Rotorua, New Zealand is located in the central North Island of New Zealand, roughly between Auckland and Napier, just south of Tauranga and north of Taupo. This is the place to be for geothermal activity and Maori culture in New Zealand! It’s also within an easy drive of Hobbiton and the Waitomo glow worm caves.
Located in the northern part of the North Island, Auckland has two major harbors, creating an isthmus of the city. These harbors give the city a sparkle that you can enjoy any way you wish, from a relaxing sail to a zip on a jet boat. You can even try your hand at piloting a real America’s Cup yacht!
The South Island’s largest city, Christchurch feels like a slice of England by the ocean, amongst agricultural plains. Despite major earthquakes in 2010 and 2011 that destroyed many historic buildings in the city, Christchurch still has a historic feel with brick, cobblestone, tramcars and Victorian architecture.
Located in the northwest of the South Island of New Zealand, the small city of Nelson and nearby Abel Tasman National Park are a beautiful and relaxing area of New Zealand. The region is best known for its relaxed vibe, sunny skies, sand and sparkling coastline.
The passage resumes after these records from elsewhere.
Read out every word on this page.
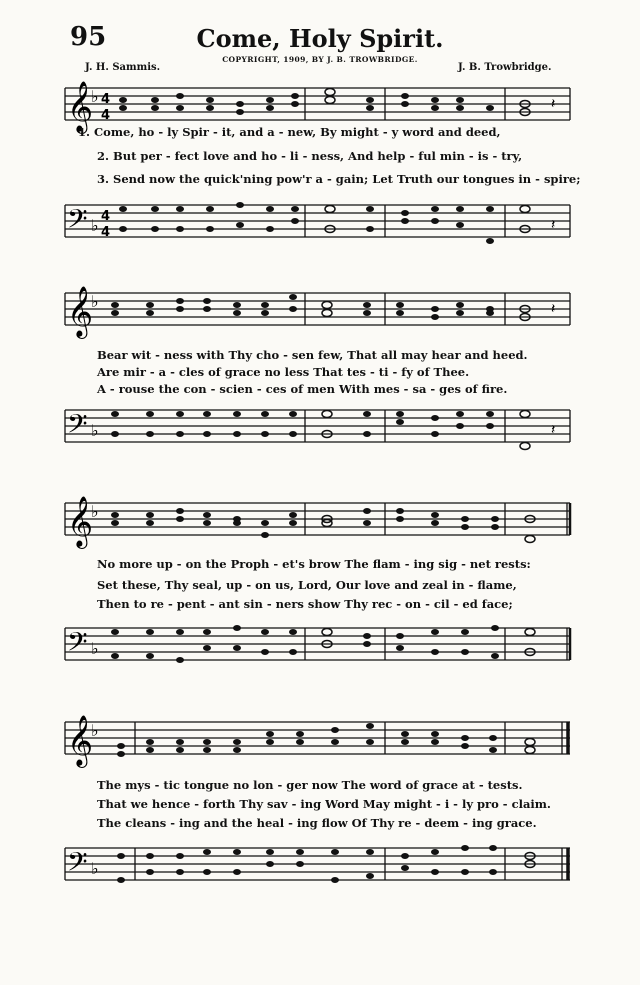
95	Come, Holy Spirit.
COPYRIGHT, 1909, BY J. B. TROWBRIDGE.
J. H. Sammis.	J. B. Trowbridge.
𝄞
♭ 4
4
𝄽
1. Come, ho - ly Spir - it, and a - new, By might - y word and deed,
2. But per - fect love and ho - li - ness, And help - ful min - is - try,
3. Send now the quick'ning pow'r a - gain; Let Truth our tongues in - spire;
𝄢 ♭ 4
4	𝄽
𝄞
♭	𝄽
Bear wit - ness with Thy cho - sen few, That all may hear and heed.
Are mir - a - cles of grace no less That tes - ti - fy of Thee.
A - rouse the con - scien - ces of men With mes - sa - ges of fire.
𝄢 ♭	𝄽
𝄞
♭
No more up - on the Proph - et's brow The flam - ing sig - net rests:
Set these, Thy seal, up - on us, Lord, Our love and zeal in - flame,
Then to re - pent - ant sin - ners show Thy rec - on - cil - ed face;
𝄢 ♭
𝄞
♭
The mys - tic tongue no lon - ger now The word of grace at - tests.
That we hence - forth Thy sav - ing Word May might - i - ly pro - claim.
The cleans - ing and the heal - ing flow Of Thy re - deem - ing grace.
𝄢 ♭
Dunedin is the second largest city on New Zealand’s South Island, and it’s located on the southeast coast at the base of the Otago Peninsula, which juts out into the Pacific Ocean. It’s most well known for its Scottish heritage, dramatic natural sights, and high student population thanks to the University of Otago.
The West Coast of New Zealand’s South Island is a rugged, remote region where the high southern Alps descend into glaciers, temperate rainforest, and the wild Tasman Sea. The area is known for stunning coastline, glaciers, wet climate, and a rough and tumble mining history. Starting in the North at Karamea, the main (and only) road travels southward, squeezed between the Alps and the Coast, through Westport, Punakaiki, Greymouth, Hokitika, Franz Josef and Fox Glaciers, Haast, and finally Jackson Bay.
Located on the northeastern tip of New Zealand’s South Island, the Marlborough region is known for two main things: wine and water. The mainland is filled with vineyards, producing more wine than any other region of New Zealand, including most of what is sold in North America under a New Zealand label.